Stephen Sheehi, Sultan Qaboos bin Said Chair of Middle East Studies, Professor of Arabic Studies, Director, Asian and Middle East Studies Program

  • Syllabus
  • AMES 331-01
  • INRL 390-04 
  • COLL 300
  • In-person class dates: June 24, 25, 26, 27, 28
  • In-person class times: 5:30pm-8:30pm
  • DC Alumni networking reception: June 27 - 6:30pm-8:00pm

This hybrid course will critically examine “political violence,” which some call “terrorism,” in the 20th and 21st century Middle East. We will examine “political violence” in its state and non-state forms; in other words, how violence is used by state and non-state actors. Therefore, we will learn about the unprecedented way colonial rulers utilized political violence and how anti-colonialist struggles contested those regimes’ right to it.

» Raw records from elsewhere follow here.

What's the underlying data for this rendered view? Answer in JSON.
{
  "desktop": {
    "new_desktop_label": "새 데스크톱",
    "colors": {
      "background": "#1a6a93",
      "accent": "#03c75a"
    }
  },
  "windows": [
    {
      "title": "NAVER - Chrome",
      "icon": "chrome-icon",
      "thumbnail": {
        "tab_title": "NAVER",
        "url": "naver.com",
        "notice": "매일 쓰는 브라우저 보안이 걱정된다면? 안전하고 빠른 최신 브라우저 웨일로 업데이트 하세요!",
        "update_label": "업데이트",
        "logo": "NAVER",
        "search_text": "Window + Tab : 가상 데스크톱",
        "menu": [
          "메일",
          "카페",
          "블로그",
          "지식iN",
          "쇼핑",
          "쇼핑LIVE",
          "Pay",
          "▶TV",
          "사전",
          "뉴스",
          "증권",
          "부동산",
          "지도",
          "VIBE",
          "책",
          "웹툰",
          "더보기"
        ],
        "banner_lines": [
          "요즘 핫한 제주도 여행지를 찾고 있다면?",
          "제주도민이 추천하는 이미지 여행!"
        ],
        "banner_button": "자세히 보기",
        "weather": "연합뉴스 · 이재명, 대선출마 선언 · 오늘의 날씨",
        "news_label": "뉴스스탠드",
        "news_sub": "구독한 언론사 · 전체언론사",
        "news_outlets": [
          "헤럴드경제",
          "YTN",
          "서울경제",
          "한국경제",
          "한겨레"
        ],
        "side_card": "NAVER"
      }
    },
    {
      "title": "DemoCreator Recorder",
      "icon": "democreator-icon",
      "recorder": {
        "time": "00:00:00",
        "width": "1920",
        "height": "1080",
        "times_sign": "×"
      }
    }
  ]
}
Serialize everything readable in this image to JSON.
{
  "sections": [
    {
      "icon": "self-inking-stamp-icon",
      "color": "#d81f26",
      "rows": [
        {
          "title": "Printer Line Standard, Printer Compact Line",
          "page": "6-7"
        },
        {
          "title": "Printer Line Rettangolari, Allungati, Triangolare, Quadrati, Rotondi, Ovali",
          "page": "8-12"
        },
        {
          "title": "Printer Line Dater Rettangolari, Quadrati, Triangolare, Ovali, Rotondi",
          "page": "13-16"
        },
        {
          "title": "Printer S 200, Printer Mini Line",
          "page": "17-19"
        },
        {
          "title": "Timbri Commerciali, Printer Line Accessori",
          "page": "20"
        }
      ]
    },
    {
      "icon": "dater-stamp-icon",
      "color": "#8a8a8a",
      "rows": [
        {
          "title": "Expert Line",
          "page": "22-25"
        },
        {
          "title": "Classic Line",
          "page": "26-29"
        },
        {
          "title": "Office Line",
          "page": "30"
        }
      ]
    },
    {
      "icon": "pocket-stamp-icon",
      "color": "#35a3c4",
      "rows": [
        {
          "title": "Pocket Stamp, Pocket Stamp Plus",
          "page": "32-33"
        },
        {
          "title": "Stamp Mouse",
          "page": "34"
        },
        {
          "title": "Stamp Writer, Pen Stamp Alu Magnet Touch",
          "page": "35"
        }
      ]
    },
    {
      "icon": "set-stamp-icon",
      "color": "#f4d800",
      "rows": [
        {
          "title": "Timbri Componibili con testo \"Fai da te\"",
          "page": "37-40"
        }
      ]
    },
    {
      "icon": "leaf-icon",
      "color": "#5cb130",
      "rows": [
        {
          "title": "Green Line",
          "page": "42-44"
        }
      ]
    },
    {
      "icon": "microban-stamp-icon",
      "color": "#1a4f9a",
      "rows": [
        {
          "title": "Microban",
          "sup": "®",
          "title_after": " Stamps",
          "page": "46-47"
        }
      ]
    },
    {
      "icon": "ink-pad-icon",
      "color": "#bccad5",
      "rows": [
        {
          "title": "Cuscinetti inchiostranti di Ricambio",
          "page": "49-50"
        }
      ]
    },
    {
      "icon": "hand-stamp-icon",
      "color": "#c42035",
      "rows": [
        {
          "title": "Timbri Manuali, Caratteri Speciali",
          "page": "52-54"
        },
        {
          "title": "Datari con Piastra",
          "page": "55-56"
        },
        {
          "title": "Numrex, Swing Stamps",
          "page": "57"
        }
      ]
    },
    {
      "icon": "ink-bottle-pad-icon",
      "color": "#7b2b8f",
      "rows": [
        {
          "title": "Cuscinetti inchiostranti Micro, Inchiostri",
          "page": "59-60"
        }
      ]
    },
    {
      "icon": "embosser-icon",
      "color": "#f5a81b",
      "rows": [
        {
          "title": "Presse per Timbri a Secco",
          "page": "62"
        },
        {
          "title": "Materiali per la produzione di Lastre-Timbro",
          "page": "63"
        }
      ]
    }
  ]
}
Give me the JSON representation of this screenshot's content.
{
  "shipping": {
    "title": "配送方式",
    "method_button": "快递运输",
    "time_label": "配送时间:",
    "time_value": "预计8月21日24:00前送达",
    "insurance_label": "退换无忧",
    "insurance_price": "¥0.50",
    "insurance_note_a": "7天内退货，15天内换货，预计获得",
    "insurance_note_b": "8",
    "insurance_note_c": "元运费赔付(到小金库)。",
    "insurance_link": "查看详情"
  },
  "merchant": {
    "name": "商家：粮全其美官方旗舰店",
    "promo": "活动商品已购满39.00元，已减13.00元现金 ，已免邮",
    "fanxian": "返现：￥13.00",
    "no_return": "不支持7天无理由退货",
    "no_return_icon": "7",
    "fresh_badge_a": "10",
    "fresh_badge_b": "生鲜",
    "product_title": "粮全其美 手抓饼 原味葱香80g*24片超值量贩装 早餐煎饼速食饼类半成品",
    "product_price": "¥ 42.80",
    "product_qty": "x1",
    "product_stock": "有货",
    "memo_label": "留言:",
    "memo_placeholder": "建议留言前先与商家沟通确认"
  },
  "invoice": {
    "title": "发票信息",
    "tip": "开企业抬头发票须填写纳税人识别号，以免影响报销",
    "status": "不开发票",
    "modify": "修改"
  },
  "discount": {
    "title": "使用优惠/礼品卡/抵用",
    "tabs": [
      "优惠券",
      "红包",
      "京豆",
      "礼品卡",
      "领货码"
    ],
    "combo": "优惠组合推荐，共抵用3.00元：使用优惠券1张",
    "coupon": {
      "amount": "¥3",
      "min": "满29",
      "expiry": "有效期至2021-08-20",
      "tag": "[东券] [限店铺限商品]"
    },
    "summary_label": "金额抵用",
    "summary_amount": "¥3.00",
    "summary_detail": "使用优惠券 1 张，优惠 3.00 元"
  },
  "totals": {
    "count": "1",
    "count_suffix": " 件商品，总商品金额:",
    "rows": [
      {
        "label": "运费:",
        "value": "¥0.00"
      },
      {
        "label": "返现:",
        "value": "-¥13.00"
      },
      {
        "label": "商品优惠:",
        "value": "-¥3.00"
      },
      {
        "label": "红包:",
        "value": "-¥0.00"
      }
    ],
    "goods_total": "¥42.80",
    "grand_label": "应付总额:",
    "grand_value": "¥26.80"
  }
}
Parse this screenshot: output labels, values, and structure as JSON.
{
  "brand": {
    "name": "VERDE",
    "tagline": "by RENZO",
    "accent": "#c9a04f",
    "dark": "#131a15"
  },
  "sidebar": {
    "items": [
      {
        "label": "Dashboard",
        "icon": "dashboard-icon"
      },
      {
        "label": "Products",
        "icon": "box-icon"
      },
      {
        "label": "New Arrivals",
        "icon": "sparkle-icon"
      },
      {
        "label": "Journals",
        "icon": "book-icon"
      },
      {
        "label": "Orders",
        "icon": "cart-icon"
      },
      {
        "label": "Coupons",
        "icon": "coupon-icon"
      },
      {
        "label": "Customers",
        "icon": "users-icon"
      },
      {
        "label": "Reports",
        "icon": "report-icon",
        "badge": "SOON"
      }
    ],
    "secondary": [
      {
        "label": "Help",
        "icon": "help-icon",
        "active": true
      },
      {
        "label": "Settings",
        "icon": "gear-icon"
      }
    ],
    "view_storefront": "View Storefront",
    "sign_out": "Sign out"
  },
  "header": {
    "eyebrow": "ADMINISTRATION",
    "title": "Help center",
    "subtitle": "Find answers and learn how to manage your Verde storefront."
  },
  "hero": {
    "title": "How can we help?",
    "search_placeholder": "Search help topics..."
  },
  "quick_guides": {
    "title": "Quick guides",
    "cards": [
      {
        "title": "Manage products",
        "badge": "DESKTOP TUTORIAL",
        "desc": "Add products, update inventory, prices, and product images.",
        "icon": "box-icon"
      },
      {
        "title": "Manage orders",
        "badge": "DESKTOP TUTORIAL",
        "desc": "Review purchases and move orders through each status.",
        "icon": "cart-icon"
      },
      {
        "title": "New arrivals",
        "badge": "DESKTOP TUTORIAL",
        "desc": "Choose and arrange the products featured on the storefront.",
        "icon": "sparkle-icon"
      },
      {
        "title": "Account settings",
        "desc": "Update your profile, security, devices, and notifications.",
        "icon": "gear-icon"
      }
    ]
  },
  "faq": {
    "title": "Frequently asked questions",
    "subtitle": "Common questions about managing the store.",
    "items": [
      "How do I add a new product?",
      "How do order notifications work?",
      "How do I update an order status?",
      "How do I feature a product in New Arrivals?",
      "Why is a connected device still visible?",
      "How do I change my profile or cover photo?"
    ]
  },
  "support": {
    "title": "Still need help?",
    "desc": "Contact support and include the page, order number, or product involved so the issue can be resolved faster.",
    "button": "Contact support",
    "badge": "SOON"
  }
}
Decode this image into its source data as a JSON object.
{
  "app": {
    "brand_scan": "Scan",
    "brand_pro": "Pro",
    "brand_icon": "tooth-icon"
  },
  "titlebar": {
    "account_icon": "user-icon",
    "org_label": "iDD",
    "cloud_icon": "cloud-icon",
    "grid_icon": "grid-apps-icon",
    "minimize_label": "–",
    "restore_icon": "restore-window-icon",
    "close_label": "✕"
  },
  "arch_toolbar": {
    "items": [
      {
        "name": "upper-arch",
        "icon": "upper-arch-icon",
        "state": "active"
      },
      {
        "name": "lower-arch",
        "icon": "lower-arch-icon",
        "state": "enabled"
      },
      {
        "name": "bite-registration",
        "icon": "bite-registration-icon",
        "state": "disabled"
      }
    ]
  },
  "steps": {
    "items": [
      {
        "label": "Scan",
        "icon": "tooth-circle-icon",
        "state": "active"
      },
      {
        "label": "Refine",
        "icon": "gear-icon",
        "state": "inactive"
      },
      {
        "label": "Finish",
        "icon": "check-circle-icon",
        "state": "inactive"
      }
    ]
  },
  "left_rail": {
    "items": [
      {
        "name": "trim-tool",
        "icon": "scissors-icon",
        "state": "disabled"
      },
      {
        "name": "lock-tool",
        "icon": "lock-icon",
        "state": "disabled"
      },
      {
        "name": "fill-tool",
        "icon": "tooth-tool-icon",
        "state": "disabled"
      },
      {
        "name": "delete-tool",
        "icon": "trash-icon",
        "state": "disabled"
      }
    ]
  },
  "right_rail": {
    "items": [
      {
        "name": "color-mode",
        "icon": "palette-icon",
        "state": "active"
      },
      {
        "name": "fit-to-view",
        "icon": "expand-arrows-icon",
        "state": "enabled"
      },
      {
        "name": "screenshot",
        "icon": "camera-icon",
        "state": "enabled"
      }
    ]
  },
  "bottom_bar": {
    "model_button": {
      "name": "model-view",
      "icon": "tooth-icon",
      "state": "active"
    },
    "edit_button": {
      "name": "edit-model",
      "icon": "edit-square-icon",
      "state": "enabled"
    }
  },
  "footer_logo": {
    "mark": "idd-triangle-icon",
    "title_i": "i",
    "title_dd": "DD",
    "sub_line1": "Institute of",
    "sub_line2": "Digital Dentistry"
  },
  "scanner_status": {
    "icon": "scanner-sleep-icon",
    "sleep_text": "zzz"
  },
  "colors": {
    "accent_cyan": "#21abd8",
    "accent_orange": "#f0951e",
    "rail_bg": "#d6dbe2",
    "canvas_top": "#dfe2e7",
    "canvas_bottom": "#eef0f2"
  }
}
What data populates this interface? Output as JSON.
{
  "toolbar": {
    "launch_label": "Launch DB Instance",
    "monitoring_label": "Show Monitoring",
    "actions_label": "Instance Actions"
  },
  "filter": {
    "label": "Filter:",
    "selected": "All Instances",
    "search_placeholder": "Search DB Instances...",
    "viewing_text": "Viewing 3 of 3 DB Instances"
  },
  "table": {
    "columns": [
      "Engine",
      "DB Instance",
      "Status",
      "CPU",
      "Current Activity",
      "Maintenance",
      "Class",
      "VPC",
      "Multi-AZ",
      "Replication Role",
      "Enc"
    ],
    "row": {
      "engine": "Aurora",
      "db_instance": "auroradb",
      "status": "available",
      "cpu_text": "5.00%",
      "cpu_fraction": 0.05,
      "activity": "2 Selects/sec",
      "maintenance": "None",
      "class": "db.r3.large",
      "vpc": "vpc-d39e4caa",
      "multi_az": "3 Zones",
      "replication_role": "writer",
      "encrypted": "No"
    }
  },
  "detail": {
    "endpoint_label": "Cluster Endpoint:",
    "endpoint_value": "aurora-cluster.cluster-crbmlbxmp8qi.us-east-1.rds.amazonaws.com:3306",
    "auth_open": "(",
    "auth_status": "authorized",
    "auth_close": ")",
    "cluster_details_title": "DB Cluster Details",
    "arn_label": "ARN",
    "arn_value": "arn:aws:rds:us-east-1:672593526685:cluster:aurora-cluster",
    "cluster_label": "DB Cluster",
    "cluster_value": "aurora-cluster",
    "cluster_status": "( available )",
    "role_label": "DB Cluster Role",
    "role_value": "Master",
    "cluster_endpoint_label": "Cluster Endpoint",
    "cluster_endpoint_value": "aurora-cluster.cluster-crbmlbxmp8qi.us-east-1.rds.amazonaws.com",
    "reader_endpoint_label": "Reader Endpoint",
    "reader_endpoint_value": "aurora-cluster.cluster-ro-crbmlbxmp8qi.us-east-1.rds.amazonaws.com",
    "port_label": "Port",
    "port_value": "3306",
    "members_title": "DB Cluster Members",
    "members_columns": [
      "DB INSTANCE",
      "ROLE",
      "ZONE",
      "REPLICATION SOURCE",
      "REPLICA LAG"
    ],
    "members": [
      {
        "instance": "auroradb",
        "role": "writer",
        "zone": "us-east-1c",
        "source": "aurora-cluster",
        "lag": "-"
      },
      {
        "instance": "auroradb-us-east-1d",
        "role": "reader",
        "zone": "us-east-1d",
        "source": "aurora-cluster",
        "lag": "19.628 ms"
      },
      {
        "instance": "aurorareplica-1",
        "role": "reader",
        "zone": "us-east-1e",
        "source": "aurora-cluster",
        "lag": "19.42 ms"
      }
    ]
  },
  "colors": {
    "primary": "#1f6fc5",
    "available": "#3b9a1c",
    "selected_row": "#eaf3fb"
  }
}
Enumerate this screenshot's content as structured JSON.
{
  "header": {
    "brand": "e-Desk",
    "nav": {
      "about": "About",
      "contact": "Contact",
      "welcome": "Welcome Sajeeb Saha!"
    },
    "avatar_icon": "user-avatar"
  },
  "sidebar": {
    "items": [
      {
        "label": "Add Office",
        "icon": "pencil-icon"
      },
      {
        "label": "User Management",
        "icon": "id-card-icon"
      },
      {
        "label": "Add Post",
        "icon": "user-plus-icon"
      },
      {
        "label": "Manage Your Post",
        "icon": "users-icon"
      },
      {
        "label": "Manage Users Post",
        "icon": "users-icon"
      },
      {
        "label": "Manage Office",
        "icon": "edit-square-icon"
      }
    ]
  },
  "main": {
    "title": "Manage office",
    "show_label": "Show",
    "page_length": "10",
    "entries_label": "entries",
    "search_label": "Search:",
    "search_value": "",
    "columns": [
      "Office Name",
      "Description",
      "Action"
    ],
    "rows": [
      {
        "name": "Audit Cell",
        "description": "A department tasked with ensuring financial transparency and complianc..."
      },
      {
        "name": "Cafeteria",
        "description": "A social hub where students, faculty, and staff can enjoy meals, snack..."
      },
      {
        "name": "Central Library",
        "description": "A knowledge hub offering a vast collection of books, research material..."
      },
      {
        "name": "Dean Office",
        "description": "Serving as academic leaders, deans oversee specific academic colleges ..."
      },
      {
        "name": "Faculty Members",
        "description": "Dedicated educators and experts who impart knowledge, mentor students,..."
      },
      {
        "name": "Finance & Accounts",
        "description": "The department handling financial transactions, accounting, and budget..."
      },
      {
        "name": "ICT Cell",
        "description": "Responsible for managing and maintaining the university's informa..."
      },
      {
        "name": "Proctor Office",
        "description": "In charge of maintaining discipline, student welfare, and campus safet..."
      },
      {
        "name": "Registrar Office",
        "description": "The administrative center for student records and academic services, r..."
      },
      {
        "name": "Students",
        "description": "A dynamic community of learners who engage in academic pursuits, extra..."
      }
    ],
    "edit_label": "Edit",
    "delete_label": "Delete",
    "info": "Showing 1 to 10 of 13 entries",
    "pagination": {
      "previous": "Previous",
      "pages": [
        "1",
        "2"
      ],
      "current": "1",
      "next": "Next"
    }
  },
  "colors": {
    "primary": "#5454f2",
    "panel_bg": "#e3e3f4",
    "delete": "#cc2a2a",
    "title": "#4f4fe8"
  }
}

Likewise, we will witness the legacy of violence as it was perpetuated by post-WWII “imperialist” powers in the region, notably the USA and Soviet Union, and its contribution to the “making of the modern Middle East.” We will consider how states clain the right to violence and, in turn, how authoritarian regimes and repressive states in the Middle East (from Turkey, Iran, Egypt, Syria, Iraq, Saudi Arabia and Israel) deploy violence in official capacities to manage their societies. Finally, we will end with learning the ideological differences is between militant left wing organizations and the rise of political Islamic groups have used violence strategically and tactically, from the Muslim Brotherhood to Qa’idah and ISIS.